1. The problem statement, all variables and given/known data
A source having a half life of 5.27 years is calibrated and found to have an activity of 3.5*10^5 Bq.The uncertainty in the calibration is +- 2%

Calculate the length of time in days after the calibration has been made for the stated activity to have a maximum possible error of 10%

2. Relevant equations
$$A=A_oe^{-\omega t}$$
$$t_{1/2} = \frac{ln2}{\omega}$$
3. The attempt at a solution
I can't find a possible correlation between the uncertainty and activity.

2. Mar 19, 2017

### Staff: Mentor

Currently the actual activity can be up to 2% above or 2% below the given value.

Can the actual activity get 10% higher than the given value?
Can the actual activity get 10% lower than the given value?
If yes, when does that happen the earliest (what is the worst case)?

3. Mar 19, 2017

### TJGilb

One way to approach this is to plot the activity over time using the measured $3.5*10^5Bq$ value and then also plot the activity over time using plus and minus 2% of this value.
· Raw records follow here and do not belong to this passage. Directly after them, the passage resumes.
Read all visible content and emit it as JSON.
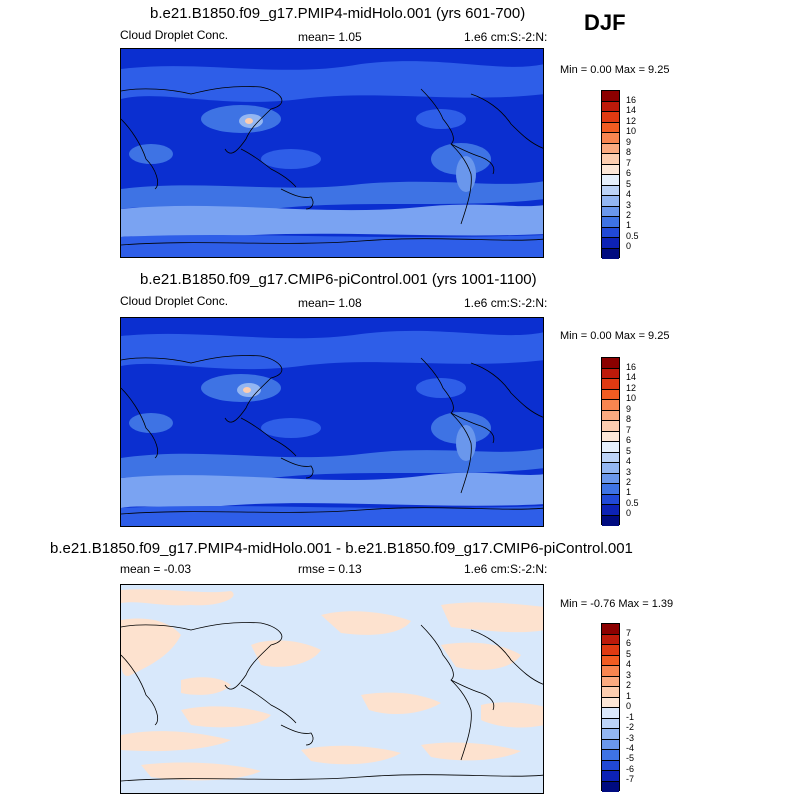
{
  "season": "DJF",
  "panels": [
    {
      "title": "b.e21.B1850.f09_g17.PMIP4-midHolo.001 (yrs 601-700)",
      "left": "Cloud Droplet Conc.",
      "center": "mean=   1.05",
      "right": "1.e6 cm:S:-2:N:",
      "minmax": "Min =   0.00 Max =   9.25",
      "colorbar_labels": [
        "16",
        "14",
        "12",
        "10",
        "9",
        "8",
        "7",
        "6",
        "5",
        "4",
        "3",
        "2",
        "1",
        "0.5",
        "0"
      ],
      "colorbar_colors": [
        "#8b0000",
        "#bd1a0a",
        "#e03a12",
        "#f25c22",
        "#f88550",
        "#fbaa80",
        "#fdcdaf",
        "#fde7d7",
        "#e6f0fc",
        "#bcd3f7",
        "#93b6f2",
        "#6a97ec",
        "#3e73e4",
        "#2149d6",
        "#0d22b5",
        "#000b80"
      ]
    },
    {
      "title": "b.e21.B1850.f09_g17.CMIP6-piControl.001 (yrs 1001-1100)",
      "left": "Cloud Droplet Conc.",
      "center": "mean=   1.08",
      "right": "1.e6 cm:S:-2:N:",
      "minmax": "Min =   0.00 Max =   9.25",
      "colorbar_labels": [
        "16",
        "14",
        "12",
        "10",
        "9",
        "8",
        "7",
        "6",
        "5",
        "4",
        "3",
        "2",
        "1",
        "0.5",
        "0"
      ],
      "colorbar_colors": [
        "#8b0000",
        "#bd1a0a",
        "#e03a12",
        "#f25c22",
        "#f88550",
        "#fbaa80",
        "#fdcdaf",
        "#fde7d7",
        "#e6f0fc",
        "#bcd3f7",
        "#93b6f2",
        "#6a97ec",
        "#3e73e4",
        "#2149d6",
        "#0d22b5",
        "#000b80"
      ]
    },
    {
      "title": "b.e21.B1850.f09_g17.PMIP4-midHolo.001 - b.e21.B1850.f09_g17.CMIP6-piControl.001",
      "left": "mean =   -0.03",
      "center": "rmse =   0.13",
      "right": "1.e6 cm:S:-2:N:",
      "minmax": "Min =  -0.76 Max =   1.39",
      "colorbar_labels": [
        "7",
        "6",
        "5",
        "4",
        "3",
        "2",
        "1",
        "0",
        "-1",
        "-2",
        "-3",
        "-4",
        "-5",
        "-6",
        "-7"
      ],
      "colorbar_colors": [
        "#8b0000",
        "#bd1a0a",
        "#e03a12",
        "#f25c22",
        "#f88550",
        "#fbaa80",
        "#fdcdaf",
        "#fde7d7",
        "#dbe8fb",
        "#bcd3f7",
        "#93b6f2",
        "#6a97ec",
        "#3e73e4",
        "#2149d6",
        "#0d22b5",
        "#000b80"
      ]
    }
  ],
  "colors": {
    "ocean_dark": "#0b2fd0",
    "mid_blue": "#2e5ee8",
    "light_blue": "#7aa3f2",
    "peach": "#fde2cf",
    "diff_blue": "#d8e8fb",
    "coast": "#000000"
  }
}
Track how these curves diverge from each other over time.

4. Mar 19, 2017

### Staff: Mentor

I'm quite sure the 2% uncertainty refer to the activity, not the half-life. The curves won't diverge.

5. Mar 19, 2017

### haruspex

I don't think @TJGilb thought it referred to the half-life. Rather, it looks like TJ thought the 10% referred to the discrepancy between the actual acitivity at a later time and the predicted activity at that time.

6. Mar 19, 2017

### TJGilb

Yeah, I think I misinterpreted what the problem was asking him to find. It looks like it may be asking him to find when the activity will be potentially 10% less than the original calibration. Of course, you still want to use the lower curve and the higher curve for the worst case scenario.

7. Mar 20, 2017

### Faiq

The main problem I am having is I can't see why the activity and the uncertainty are related by the equation A = U + 2 rather than A = 2U

8. Mar 20, 2017

### haruspex

It's neither.
If the measured activity is A and the uncertainty is ±2% then the actual activity is anything from A(1-.02) to A(1+.02).

9. Mar 20, 2017

### Faiq

I know that
What I am asking is, it is given in the answer that the source has to decay a further 8% to reach the uncertainty of 10%. My question is how is that relation derived?

10. Mar 20, 2017

### Staff: Mentor

The source could have started at 98% the quoted activity, it will exceed the 10% deviation once it reduces its activity to 90% of the quoted activity, which is a $\frac{0.08}{0.98} \approx 0.08$ relative reduction.

11. Mar 20, 2017

### Faiq

So for every percent decay, there is a 2% error?

12. Mar 20, 2017

### Faiq

Oh so wait a minute are they asking length of time after which there would be a decrease of 10% from the original value?
Due to which we will subtract 2% since there is already a deviation of 2% present?

13. Mar 20, 2017

### Staff: Mentor

Not a 10% decrease the original activity (because that is not known exactly), but a decrease to 10% below the measurement value.
It is not exactly 2%, but to a good approximation: Yes.

14. Mar 20, 2017

### Faiq

Yes thank you very much.
So if they want to ask "Calculate the length of time in days after the calibration has been made for the stated activity to have a maximum possible error of x%"
All I have to do is use x-2/100 = e^-xt
Right?

15. Mar 20, 2017

### Staff: Mentor

What is x? No matter what it is it should not appear both in an exponential and outside.

16. Mar 20, 2017

### Faiq

Oh sorry the first x was an arbitrary number, the second is decay constant

17. Mar 20, 2017

### Staff: Mentor

With a lot of interpretation and a new variable name, that might lead to a possible solution.

18. Mar 20, 2017

### Faiq

Okay thank you .

19. Mar 20, 2017

### Staff: Mentor

Which question?

20. Mar 20, 2017

### Faiq

A radioactive source emits alpha particles at a constant rate 3.5x10^6. The particles are collected for a period of 40 days.
BY reference to the half life of the source, suggest why it may be assumed that rate of emission of alpha particles remain constant?